The initial response of business owners faced with the loss of a key employee is often to focus on money, promising raises, bonuses, or higher commissions to keep the valued associate, but that may be a mistake. Each employee has different priorities that are key to their retention. An associate’s priority certainly may be compensation, but it may also be flexible scheduling, healthcare benefits, fulfilling work, or the camaraderie of the team. Use your annual review time with your associates wisely by finding out what the key motivators are to each.
Gallup has conducted studies on retention and their research suggests that financial compensation plays a minor role in driving employee engagement. In fact, 70% of associate engagement is influenced by the associate’s direct leaders. That is encouraging news for the manager whose key associates are being actively recruited. The work environment that you create, not the promises of your competitor, contribute most to the retention of your team.
If you aren’t sure if you are providing an environment that encourages retention in your workplace, the answer may be in the questions you ask of yourself and your associates.

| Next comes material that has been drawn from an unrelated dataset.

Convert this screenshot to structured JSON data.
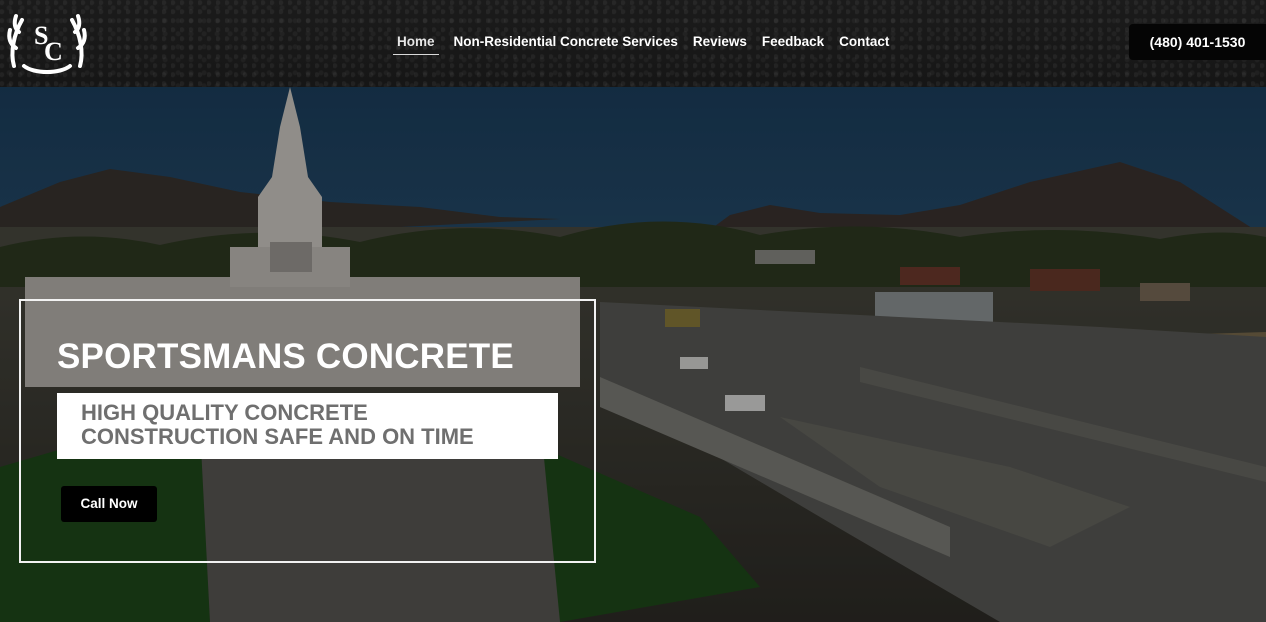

Since the owner or leader is the key to retention, ask yourself:
• How am I perceived by my employees?
• Do I create an environment in which employees know what is expected of them and why they matter?

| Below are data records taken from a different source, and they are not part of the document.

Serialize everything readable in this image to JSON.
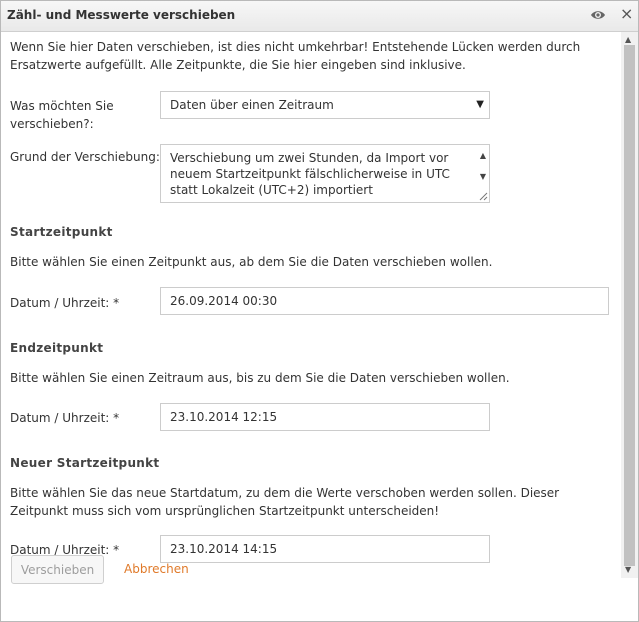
{
  "dialog": {
    "title": "Zähl- und Messwerte verschieben"
  },
  "intro": "Wenn Sie hier Daten verschieben, ist dies nicht umkehrbar! Entstehende Lücken werden durch Ersatzwerte aufgefüllt. Alle Zeitpunkte, die Sie hier eingeben sind inklusive.",
  "what": {
    "label": "Was möchten Sie verschieben?:",
    "value": "Daten über einen Zeitraum"
  },
  "reason": {
    "label": "Grund der Verschiebung: *",
    "value": "Verschiebung um zwei Stunden, da Import vor neuem Startzeitpunkt fälschlicherweise in UTC statt Lokalzeit (UTC+2) importiert"
  },
  "start": {
    "heading": "Startzeitpunkt",
    "description": "Bitte wählen Sie einen Zeitpunkt aus, ab dem Sie die Daten verschieben wollen.",
    "label": "Datum / Uhrzeit: *",
    "value": "26.09.2014 00:30"
  },
  "end": {
    "heading": "Endzeitpunkt",
    "description": "Bitte wählen Sie einen Zeitraum aus, bis zu dem Sie die Daten verschieben wollen.",
    "label": "Datum / Uhrzeit: *",
    "value": "23.10.2014 12:15"
  },
  "new_start": {
    "heading": "Neuer Startzeitpunkt",
    "description": "Bitte wählen Sie das neue Startdatum, zu dem die Werte verschoben werden sollen. Dieser Zeitpunkt muss sich vom ursprünglichen Startzeitpunkt unterscheiden!",
    "label": "Datum / Uhrzeit: *",
    "value": "23.10.2014 14:15"
  },
  "buttons": {
    "submit": "Verschieben",
    "cancel": "Abbrechen"
  },
  "icons": {
    "visibility": "eye-icon",
    "close": "close-icon",
    "dropdown": "caret-down-icon"
  },
  "colors": {
    "link": "#e07a2a",
    "disabled_button_text": "#9d9d9d"
  }
}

• If I am asking respect from others, am I showing them respect as well?
To gauge your employees’ enthusiasm for their jobs and the workplace you have provided, you may want to include a “Stay Interview” in your performance review. Ask your team members:
» What do you like most and least about working here?
» What can we do to improve your job or work environment?
» What are your career goals?
» What is your dream job?
The most important thing any business owner or leader can do to retain key talent, though, is to be genuinely engaged with his or her staff.
When you ask them how they are, listen to and, when necessary, act on the answer. Let them know their ideas and feedback are important to you. Ask repeatedly. An associate may not have a ready response the first time, but when they come to understand that you will be gauging their satisfaction regularly, they will begin to contemplate the questions throughout the year and arrive to future meetings armed with insightful responses.
Engaging with your associates requires thought, intention, and a commitment of time. This two-way engagement eventually transcends the periodic review process and becomes the way things are done throughout the year. The payoff comes in the form of a team that is more empowered and committed to their leader and their company. As any recruiter can tell you, it’s much harder to lure happy employees away from a job and a manager that they love.